In Deutschland ist sie bis heute vor allem für ihre Cover-Version des Rolling-Stones-Hits „Ruby Tuesday“ bekannt, den sie mit einer Mischung aus Zurückhaltung und Inbrunst interpretiert. Das Stück fehlt bis heute auf kaum einem Flower-Power-Sampler. Auch dieser Song befindet sich auf „Candles in the Rain“.
Image des Blumenkindes
Der Titelsong des Albums hingegen gründelt tief in der englischen Folk-Tradition, das James-Taylor-Cover „Carolina in my Mind“ stiehlt dem Original die Show. Melanies Faible für teils obskure Lyrik trägt „Alexander Beetle“ Rechnung. Eine mit comichaften Geräuschen versehene Vertonung eines Textes des englischen Schriftstellers A.A. Milne („Pu der Bär“). Die opulent-dramatische Ballade „Leftover Wine“ beschließt das Album.

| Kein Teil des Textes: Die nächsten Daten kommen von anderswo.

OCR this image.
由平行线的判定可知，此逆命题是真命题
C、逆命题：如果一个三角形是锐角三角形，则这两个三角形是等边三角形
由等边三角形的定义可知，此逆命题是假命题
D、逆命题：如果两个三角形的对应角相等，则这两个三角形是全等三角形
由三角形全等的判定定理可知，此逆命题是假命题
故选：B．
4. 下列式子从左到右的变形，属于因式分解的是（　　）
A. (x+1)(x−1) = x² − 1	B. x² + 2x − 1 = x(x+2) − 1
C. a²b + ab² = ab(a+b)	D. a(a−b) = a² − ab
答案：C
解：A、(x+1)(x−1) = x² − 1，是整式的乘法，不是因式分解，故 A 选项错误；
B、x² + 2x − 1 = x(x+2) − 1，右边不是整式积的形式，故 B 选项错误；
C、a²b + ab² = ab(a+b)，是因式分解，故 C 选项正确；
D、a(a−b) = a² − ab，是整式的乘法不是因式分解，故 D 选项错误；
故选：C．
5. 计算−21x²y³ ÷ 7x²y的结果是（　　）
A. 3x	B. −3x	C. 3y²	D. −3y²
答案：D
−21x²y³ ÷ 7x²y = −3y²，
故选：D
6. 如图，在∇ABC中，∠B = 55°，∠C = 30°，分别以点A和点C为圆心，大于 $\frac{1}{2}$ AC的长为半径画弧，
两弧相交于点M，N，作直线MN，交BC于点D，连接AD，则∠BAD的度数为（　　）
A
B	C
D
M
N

Melanie Safka, wie sie sich später auch nannte, hatte in der öffentlichen Wahrnehmung zeitlebens oft das Image des Blumenkindes. Ein Stempel, der ihrem künstlerischen Schaffen und ihrem Standing unter Kollegen nicht im Ansatz gerecht wird. Sie war eine mehr als nur versierte Gitarrenspielerin sowie Komponistin und veröffentlichte an die 30 Alben.
Ihr Name fehlt oft bei Aufzählungen von Frauen, die sich früh in der von Männern geprägten Musikwelt behaupteten wie Joni Mitchel, Joan Baez oder Janis Joplin. Auch wenn ihre Musik im Kanon der Pop-Musik nie einen ähnlichen Stellenwert erreicht hat.
Melanie Anne Safka-Schekeryk ist am 23. Januar 2024 mit 76 Jahren gestorben.